How do I stop maintenance pages from being indexed by search engines?
I can stop them from being used if the user does not have the correct privileges but it would be better if they weren't indexed to beging with.
If all the maintenance pages are in the same folder (and nothing else is in there), then you can use robots.txt, with a file containing something along the lines of
Otherwise, you'll need to set it on a file-by-file basis.
Include this line in the <head>:
<meta name="robots" content="noindex, nofollow">
(If you want search engines to follow links from that page then leave off "nofollow").
robot.txt is notorious for being ignored by bots attempting to index (or scrape) your website. If you're concerned about this, either:
Move your maintenance scripts out of the webspace
Unlink them from your website (no link from the website = security by obfuscation, i.e., poor to no security)
Password protect your maintenance folder AND use mod_rewrite in that folder to require authentication, i.e., only provide access to your (fixed) IP Address or via an environmental variable only you have.
The best option is a combination of (Apache) password protection on the subdirectory AND use of a login using a strong password hashed for access.
Thank you both.
I will be using a mixture of meta tags to stop them from being indexed and a separate security on each page that checks that a user is logged in and has the correct privileges should a page become indexed by accident, or if search engines ignore the <meta robots>
If the maintenance pages are not isolated in a password protected directory, that's as good as it gets!

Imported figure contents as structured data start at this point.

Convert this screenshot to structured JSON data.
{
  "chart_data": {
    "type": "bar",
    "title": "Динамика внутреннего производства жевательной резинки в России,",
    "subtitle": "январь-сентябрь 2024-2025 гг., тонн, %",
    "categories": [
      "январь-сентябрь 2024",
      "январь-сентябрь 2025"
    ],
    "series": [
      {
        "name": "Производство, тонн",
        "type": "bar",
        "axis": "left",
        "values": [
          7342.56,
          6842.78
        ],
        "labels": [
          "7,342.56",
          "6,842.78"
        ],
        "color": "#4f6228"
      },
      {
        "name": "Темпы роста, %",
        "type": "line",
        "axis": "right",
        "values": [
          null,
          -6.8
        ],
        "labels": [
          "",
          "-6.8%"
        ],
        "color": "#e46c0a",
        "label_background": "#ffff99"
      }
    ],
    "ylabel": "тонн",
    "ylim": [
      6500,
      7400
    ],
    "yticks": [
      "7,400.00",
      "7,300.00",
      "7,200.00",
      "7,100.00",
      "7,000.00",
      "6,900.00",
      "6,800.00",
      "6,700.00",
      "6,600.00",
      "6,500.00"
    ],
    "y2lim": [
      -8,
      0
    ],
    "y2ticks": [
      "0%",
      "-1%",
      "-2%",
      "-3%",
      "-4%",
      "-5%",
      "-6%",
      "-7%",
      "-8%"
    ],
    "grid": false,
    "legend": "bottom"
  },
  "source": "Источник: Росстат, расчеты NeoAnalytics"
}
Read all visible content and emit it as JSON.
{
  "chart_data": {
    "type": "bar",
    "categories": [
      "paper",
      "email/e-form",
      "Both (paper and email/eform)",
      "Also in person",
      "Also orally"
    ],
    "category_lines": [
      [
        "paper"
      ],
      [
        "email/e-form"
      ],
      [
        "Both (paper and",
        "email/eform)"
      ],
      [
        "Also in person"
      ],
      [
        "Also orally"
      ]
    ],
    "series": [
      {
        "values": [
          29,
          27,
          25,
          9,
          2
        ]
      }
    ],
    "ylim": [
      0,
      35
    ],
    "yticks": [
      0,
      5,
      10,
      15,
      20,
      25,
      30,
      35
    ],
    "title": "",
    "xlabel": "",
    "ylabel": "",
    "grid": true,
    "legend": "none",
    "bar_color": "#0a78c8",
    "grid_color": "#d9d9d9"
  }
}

BTW, I've been in a conversation with Manuel Lemos, creator of phpclasses.org about hosting classes to break md5 hashed passwords (using a rainbow table lookup hosted by md5cracker.org (or similar)) and the contention of mine is that these lookups shouldn't be available to script kiddies, his is that it can make for a good check on a hashed password. We're both correct but the key to security is to use a STRONG password, i.e., one with uppercase, lowercase, digits, special characters and spaces of sufficient length to make it impossible to crack by brute force in less than a few centuries. Of course, that's if you really need to protect your maintenance pages!)
yes. I've become aware that md5 is not good enough.
as for my own admin pages: at the moment it is not that critical. I provide the facility but I also maintain scripts so that if someone does break in and make a mess, I can just rerun scripts to make everything right again.
When I rule the world there will be no need for any of this security malarky ( in any walk of life ).